Scientists find why obesity could cause cancer

In a recent study, researchers have found why obesity causes cancer.

They found that by providing an over-abundance of energy to cells, obesity might super-charge their growth and cause them to become cancerous.

The research was conducted by a team from the National Cancer Institute.

It’s well-known that obesity, diabetes and chronic inflammation are major risk factors for cancer.

But just how cancer evolves in people with these diseases, and why a healthy diet and exercising regularly can help prevent it, is poorly understood.

Much of the research that explores how cancer develops focus on mutations that arise in non-reproductive cells.

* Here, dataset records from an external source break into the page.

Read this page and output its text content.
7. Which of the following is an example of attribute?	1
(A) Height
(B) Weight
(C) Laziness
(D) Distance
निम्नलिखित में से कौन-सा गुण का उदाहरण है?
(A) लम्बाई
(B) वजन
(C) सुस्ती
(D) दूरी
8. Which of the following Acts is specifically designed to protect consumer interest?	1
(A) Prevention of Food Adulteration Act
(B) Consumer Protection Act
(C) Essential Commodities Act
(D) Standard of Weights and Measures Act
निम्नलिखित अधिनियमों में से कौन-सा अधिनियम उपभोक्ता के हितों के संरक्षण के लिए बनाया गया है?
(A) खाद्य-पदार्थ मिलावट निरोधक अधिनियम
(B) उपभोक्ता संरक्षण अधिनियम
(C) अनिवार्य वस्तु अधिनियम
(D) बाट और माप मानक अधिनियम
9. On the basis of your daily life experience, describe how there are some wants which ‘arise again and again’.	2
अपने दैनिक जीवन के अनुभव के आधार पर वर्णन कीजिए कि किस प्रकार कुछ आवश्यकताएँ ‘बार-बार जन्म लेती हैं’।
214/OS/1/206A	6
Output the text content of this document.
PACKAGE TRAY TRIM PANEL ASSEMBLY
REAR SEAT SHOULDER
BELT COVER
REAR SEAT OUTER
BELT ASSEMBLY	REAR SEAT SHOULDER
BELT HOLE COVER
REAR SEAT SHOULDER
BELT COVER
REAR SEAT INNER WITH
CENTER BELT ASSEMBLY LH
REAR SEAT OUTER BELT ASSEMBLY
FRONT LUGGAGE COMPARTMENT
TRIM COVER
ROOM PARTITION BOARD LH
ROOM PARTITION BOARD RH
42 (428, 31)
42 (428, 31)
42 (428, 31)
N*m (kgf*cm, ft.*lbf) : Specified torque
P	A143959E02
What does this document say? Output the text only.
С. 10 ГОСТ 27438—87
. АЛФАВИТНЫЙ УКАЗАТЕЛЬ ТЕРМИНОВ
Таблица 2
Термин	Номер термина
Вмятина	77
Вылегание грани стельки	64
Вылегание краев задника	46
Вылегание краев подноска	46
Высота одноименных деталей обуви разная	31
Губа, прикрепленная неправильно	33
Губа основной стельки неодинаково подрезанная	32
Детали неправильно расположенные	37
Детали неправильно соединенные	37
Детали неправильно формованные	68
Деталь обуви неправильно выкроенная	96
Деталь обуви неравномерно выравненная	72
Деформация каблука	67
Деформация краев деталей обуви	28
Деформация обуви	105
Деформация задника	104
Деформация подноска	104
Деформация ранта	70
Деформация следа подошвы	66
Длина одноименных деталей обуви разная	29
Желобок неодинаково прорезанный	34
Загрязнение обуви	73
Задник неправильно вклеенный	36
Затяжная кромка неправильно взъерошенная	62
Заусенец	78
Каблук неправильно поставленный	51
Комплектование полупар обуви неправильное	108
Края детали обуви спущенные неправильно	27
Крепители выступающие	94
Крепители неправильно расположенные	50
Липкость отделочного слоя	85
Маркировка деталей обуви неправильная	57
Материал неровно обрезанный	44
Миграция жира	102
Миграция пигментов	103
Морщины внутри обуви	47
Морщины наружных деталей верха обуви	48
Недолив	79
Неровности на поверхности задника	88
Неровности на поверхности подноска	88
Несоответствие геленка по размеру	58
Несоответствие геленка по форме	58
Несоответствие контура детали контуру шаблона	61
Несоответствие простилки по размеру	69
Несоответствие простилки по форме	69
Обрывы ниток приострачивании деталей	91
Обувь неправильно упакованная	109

The mutations are not passed down from parent to offspring; instead, they are only passed on to new “daughter” cells when a mutated cell divides within a tissue.

But a number of recent studies have suggested that these “driver mutations” are surprisingly common in normal cells, not just in cancers.

Healthy tissue has a built-in limiter that keeps cell proliferation in check. But an energy overload, which is common in diabetes, obesity, and inflammation, can overwhelm those guardrails.

The current research was built on previous work that suggested an oversupply of energy may be one of those proliferation resources.

The team used a computer model of cell evolution to simulate what happens when tissue is flooded with energy.

They found that such an overload did indeed cause a cell production boom.

The finding provides a new explanation for how cancer evolves, particularly in the obese and other high-risk people.

It may also help explain why following a healthy diet and exercising regularly can reduce that risk.

The researchers say empirical studies are needed to confirm the findings. But the study lays the groundwork for what could be an important advance in cancer prevention research.

The lead author is John Pepper, a biologist with the National Cancer Institute’s Division of Cancer Prevention.

The study is published in Evolution, Medicine and Public Health.